Le Baal Chem Tov donne une explication plus profonde de cette phrase : celui qui ne croit pas que la Providence Divine pénètre chaque aspect du monde est asservi par l’impureté qui dissimule la réalité de la création. C’est le sens de la « soumission aux nations ». Mais, au temps de Machia’h, l’esprit d’impureté sera chassé de la terre. Alors la Providence Divine deviendra manifeste et chacun verra que tout provient de D.ieu.

(d’après Keter Chem Tov, sec. 607) 

Vivre avec la Paracha

 Chavouot

Un sommeil profond

Le Midrach indique que les Juifs dormirent toute la nuit précédant la Don de la Torah, « parce que dormir à Chavouot est agréable et la nuit est courte… Pas même un moustique ne les piqua ». Quand D.ieu arriva pour leur donner la Torah, Il trouva les Juifs profondément endormis et dut les réveiller. C’est pour réparer le sommeil du peuple juif, en cette veille du Don de la Torah, que nous avons la coutume de rester éveillés la première nuit de Chavouot et d’étudier la Torah.

Tout ce qui est relaté dans la Torah nous sert d’enseignement dans notre service Divin. Dans le cas présent, il semble évident que ce récit a pour but de nous indiquer qu’il nous faut veiller toute la nuit de Chavouot. Cependant, pour nous transmettre cet enseignement, il aurait été suffisant de résumer l’histoire.

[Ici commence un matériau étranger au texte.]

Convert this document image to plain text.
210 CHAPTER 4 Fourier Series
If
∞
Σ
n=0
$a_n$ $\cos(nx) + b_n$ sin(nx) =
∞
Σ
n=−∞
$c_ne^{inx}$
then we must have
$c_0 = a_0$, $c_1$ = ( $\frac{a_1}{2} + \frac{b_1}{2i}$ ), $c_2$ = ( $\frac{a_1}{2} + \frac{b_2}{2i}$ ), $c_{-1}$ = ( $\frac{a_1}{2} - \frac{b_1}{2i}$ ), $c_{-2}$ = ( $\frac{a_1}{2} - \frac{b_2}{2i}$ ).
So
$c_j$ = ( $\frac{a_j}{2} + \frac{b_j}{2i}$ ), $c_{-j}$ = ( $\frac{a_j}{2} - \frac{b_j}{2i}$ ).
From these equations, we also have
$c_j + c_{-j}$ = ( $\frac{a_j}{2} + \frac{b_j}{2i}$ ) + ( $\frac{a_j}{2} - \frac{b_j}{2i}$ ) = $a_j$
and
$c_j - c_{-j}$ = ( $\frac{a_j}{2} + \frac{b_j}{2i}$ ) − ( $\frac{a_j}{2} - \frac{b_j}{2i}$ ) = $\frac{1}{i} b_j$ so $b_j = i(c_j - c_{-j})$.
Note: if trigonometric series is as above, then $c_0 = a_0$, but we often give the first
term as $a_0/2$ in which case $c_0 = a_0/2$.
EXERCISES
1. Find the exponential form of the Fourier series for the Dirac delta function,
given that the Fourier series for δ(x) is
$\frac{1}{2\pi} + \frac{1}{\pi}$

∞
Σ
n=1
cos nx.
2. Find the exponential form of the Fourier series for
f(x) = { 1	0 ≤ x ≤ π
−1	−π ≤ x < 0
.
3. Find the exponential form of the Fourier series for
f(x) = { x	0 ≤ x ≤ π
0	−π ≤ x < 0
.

Le fait que nos Sages aient ajouté « dormir à Chavouot est agréable et la nuit est courte… Pas même un moustique ne les piqua » indique que ces détails contiennent aussi une leçon plus profonde.

Une attente impatiente

Il est bien connu que la promesse qu’ils recevraient la Torah cinquante jours après la sortie d’Egypte éveilla un désir profond dans le cœur des Juifs. C’est avec une grande impatience qu’ils comptèrent chaque jour les menant à ce moment. C’est d’ailleurs la source de la Mitsva du décompte du Omer.

Ainsi donc, si déjà depuis sept semaines, les Juifs attendaient ce moment, on peut présumer que leur désir ne faisait que croître à l’approche de la date prévue. Ils savaient que D.ieu allait leur donner la Torah le lendemain. Comment leur fut-il possible de dormir ?

Mais cela va encore plus loin. Leur décompte des quarante-neuf jours les avait préparés au plus grand cadeau de D.ieu. Au cours de chacun de ces quarante-neuf jours, ils s’étaient hissés vers les cinquante portes de la compréhension. C’est ainsi qu’au quarante-neuvième jour, ils avaient atteint quarante-neuf portes, le maximum possible par le service Divin des mortels, la cinquantième devant être ouverte par D.ieu au Mont Sinaï.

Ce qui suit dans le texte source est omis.